A beige, brown and black crater, which sometimes plunges 200 meters deep, like a giant gash in the German countryside.

This 35m2 canyon unfolds to the end of the horizon, surmounted by gigantic metal machines: the excavators of the multinational RWE, which operates the place.

“If in 200 years people look at this mine and wonder why and how the climate crisis could have happened, they will see this and they will be like: 'OK they were so crazy and stupid'”.

Read also“Climate bomb”: at the heart of the mega coal mine which is swallowing up German villages

The surface coal mines of North Rhine-Westphalia and the myriad of power stations that burn this material, drawn from up to 200 meters deep, are among the biggest emitters of CO2 in all of Europe.

Unlike France, Germany exploits this resource nicknamed “the worst coal”.

Garzweiler II is one of 425 projects listed as "climate bombs" by Energy Policy magazine.

This list identifies the fossil activities that could emit more than 1 billion tons of CO2 during their entire operating life.

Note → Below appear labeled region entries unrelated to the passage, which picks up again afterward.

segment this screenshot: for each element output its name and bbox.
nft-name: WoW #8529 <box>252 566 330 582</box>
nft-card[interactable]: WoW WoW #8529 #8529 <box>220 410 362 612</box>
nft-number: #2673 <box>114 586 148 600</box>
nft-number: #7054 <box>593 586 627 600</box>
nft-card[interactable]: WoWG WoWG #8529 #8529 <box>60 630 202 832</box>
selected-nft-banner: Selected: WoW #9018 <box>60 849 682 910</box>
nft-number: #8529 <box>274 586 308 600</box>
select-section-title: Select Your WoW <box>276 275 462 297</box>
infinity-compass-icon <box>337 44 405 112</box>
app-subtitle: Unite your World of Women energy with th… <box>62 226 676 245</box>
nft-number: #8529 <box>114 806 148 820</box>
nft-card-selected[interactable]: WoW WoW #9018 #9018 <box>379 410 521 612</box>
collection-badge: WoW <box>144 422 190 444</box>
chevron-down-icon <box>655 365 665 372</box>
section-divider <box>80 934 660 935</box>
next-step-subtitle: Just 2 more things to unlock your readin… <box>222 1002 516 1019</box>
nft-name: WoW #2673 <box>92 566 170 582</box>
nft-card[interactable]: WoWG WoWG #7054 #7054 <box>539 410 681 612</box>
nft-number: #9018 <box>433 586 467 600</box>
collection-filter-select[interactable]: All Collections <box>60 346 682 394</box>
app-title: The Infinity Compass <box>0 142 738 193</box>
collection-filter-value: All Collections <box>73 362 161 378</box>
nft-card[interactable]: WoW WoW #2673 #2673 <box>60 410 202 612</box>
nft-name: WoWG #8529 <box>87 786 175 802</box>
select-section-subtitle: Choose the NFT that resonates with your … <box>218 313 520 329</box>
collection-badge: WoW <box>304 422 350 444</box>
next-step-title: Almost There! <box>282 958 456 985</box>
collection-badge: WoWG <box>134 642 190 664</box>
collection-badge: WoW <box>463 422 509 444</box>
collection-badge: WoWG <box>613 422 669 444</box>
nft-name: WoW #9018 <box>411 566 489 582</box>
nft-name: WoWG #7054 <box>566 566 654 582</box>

With the energy crisis, the RWE company has accelerated the extraction and combustion of this obscure rock which is hidden in the depths of the Rhine mining basin: "With the current crisis, we are contributing to Germany's security of supply by temporarily increasing the activity of our lignite-fired power plants", confirms the company.

A tenfold increase in activity which swallows up hectares of landscape week after week and threatens the small village of Lützerath in the very short term.

“Here is an example of how humans shape the world in a bad way,” laments Ronny, one of the activists who has occupied the place for nearly two years.

Faced with the climate emergency, a hundred climate activists have decided to set up a ZAD a few meters from the mine.

For them, if Lützerath is swallowed up, the objective of staying below the 1.5 degree mark by the end of the century would simply be impossible.